Oregon leads the nation in young voters

As Election Day nears for national, state and local races, candidates are frantically catering to their constituents for their votes and support.

As Election Day nears for national, state and local races, candidates are frantically catering to their constituents for their votes and support.

There is one voting bloc that hasn’t always been easy to reach: young people.

Numbers show that in recent years, however, students and youth in Oregon have become more engaged in the political process.

Since the 2008 election, some might say the tone of youth political discussion has become more cynical. But this hasn’t translated to fewer students showing up to vote on Election Day.

“I would say that the enthusiasm that students are showing in Oregon is much higher than what people think,” said Dylan Jambrek, the Oregon Student Association communications director.

A national study by the Center for Information and Research on Civic Learning and Engagement (a Massachusetts-based research institute) showed that more people between the ages of 18 and 29 are voting than were 10 years ago.

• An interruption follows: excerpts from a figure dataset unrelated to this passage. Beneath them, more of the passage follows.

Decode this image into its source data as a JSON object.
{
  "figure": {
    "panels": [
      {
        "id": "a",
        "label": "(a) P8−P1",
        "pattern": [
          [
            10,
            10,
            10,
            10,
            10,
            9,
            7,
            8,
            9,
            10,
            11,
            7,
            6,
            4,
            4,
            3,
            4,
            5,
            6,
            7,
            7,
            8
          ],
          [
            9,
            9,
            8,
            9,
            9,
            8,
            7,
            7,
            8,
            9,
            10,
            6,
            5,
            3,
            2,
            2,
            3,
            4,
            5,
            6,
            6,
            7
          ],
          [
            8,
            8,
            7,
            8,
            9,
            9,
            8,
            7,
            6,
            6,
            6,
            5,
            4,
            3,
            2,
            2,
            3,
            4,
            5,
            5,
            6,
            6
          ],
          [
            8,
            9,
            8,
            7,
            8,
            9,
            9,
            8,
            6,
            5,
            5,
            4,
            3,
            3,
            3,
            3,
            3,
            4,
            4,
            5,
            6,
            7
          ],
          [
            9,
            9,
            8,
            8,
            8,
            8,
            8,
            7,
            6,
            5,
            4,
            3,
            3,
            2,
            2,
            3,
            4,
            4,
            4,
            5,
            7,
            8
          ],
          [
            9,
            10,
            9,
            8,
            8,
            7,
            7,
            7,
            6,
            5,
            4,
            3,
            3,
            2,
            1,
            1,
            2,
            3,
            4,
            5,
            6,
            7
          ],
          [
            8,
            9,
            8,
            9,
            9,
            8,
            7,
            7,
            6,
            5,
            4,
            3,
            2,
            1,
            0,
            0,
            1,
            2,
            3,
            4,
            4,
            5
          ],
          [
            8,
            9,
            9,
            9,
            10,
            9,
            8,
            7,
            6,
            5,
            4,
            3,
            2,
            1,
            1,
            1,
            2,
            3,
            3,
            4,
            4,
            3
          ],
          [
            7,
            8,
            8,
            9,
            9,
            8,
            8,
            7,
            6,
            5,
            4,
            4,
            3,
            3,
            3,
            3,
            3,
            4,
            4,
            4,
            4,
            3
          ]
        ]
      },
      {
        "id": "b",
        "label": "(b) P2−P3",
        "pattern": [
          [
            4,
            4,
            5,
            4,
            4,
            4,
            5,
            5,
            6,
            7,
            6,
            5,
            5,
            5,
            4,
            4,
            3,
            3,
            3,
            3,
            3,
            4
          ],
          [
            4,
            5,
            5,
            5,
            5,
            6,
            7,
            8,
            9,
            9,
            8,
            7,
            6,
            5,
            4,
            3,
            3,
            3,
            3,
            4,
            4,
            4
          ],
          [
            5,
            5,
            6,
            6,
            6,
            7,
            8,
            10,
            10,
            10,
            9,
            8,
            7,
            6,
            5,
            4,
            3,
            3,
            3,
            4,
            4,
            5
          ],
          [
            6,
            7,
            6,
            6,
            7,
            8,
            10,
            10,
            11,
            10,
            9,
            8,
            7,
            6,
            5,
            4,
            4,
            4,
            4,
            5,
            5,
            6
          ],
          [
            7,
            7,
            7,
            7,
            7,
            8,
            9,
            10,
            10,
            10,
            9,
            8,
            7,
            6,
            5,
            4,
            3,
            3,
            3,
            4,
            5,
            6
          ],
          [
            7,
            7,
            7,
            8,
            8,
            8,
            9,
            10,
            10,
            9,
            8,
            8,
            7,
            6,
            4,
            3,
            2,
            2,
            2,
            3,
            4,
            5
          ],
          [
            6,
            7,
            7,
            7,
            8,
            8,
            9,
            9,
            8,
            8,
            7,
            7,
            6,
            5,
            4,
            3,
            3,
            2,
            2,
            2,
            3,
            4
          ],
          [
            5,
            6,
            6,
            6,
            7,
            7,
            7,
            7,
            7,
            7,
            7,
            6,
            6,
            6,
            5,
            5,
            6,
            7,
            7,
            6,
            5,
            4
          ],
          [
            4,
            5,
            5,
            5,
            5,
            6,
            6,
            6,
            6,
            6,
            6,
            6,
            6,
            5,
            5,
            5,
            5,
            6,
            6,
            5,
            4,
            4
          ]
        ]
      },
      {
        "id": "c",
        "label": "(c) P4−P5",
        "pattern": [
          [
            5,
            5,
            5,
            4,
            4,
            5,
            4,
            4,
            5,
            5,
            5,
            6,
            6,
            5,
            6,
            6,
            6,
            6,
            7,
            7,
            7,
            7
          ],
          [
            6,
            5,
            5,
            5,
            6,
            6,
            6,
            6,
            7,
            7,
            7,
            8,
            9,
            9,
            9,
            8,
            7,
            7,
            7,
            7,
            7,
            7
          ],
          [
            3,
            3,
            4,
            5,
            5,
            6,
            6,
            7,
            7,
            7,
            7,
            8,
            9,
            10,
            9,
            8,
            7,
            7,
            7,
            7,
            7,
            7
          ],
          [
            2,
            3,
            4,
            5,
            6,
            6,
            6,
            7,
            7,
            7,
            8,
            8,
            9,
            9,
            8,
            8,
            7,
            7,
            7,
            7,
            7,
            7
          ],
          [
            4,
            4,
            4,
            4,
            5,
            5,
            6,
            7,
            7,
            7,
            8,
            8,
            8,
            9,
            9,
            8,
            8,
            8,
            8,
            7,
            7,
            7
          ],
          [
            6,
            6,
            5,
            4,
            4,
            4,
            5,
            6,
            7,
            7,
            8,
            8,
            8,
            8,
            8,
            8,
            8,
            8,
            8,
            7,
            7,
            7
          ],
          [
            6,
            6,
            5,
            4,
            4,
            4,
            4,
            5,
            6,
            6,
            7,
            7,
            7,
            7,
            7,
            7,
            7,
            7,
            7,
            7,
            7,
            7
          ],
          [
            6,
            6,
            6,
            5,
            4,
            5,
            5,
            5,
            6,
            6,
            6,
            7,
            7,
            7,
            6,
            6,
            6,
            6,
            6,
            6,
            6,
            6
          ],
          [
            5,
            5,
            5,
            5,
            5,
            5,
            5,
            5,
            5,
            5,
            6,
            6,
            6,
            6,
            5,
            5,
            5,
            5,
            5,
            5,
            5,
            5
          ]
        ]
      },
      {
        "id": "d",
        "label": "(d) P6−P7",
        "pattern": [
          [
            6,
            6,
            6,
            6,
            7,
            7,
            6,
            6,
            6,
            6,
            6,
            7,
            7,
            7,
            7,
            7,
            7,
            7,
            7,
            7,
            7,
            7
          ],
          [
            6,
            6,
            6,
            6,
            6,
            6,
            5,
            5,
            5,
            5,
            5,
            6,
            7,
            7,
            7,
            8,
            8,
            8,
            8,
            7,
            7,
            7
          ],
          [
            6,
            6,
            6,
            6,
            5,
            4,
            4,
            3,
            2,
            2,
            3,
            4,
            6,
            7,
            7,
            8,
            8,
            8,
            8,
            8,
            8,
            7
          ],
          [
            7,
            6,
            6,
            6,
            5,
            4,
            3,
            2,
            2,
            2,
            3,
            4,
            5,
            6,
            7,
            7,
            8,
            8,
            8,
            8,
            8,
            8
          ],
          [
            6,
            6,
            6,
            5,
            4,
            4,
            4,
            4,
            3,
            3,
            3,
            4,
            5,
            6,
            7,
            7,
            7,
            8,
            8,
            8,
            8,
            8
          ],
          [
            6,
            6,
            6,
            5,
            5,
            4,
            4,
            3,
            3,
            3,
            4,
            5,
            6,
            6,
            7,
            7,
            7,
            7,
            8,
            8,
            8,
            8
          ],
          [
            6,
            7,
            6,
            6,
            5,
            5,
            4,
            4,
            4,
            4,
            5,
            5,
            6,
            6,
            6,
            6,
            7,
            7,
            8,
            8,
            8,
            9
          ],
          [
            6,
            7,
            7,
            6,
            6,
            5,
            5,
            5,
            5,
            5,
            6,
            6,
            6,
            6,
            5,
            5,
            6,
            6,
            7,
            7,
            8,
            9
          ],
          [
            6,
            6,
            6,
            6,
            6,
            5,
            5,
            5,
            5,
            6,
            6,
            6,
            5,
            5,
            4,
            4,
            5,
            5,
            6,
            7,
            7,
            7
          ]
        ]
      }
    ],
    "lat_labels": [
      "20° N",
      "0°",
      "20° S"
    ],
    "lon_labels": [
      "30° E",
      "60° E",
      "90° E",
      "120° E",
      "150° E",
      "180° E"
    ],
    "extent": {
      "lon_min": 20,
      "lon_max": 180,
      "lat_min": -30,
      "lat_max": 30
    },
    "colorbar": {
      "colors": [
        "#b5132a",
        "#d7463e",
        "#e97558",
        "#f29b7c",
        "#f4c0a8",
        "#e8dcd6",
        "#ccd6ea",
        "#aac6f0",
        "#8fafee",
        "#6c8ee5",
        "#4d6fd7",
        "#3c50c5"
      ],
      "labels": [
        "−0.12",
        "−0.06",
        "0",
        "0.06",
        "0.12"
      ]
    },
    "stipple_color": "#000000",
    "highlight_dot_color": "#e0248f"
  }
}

More specifically, the study showed that the state of Oregon leads the nation in youth voter turnout with 35.7 percent in 2010, followed by North Dakota, South Carolina and Minnesota.

One of the reasons the Oregon youth turnout is so high may be the ease of registering to vote. The state implemented an online registration system in March 2010.

Student government and student advocacy groups like the Associated Students of Portland State University and OSA have also run voter registration drives, contributing to the high turnout, said Tiffany Dollar, PSU’s student body president.

ASPSU broke a record last year with 9.32 percent of the student population participating in that year’s student government elections.

According to Dollar, one of every 50 registered Oregon voters was registered by university student governments or by the OSA.

Richard Clucas, a professor of political science who teaches several American politics classes at PSU, said it’s hard to get young people involved until they’ve reached a certain age.

Clucas refers any youth cynicism toward government to young people feeling unaddressed by the politicians they elect. “They just see the arguments on television, the debates, the advertisements, and all of them don’t seem to be addressing the issues that matter to [young people],” he said.

On the other hand, students are beginning to see the relationship between voting and university-related consequences such as higher tuition and fees, as well as the diversion of funding out of the public education system, Jambrek said.
A 3.4 percent increase in tuition and fees at PSU was announced in June 2012.

“I think students are seeing a big connection in the election and the state of their country and what happens to them on campus,” Jambrek said. “I think that we are going to see an overall increase in students voting.”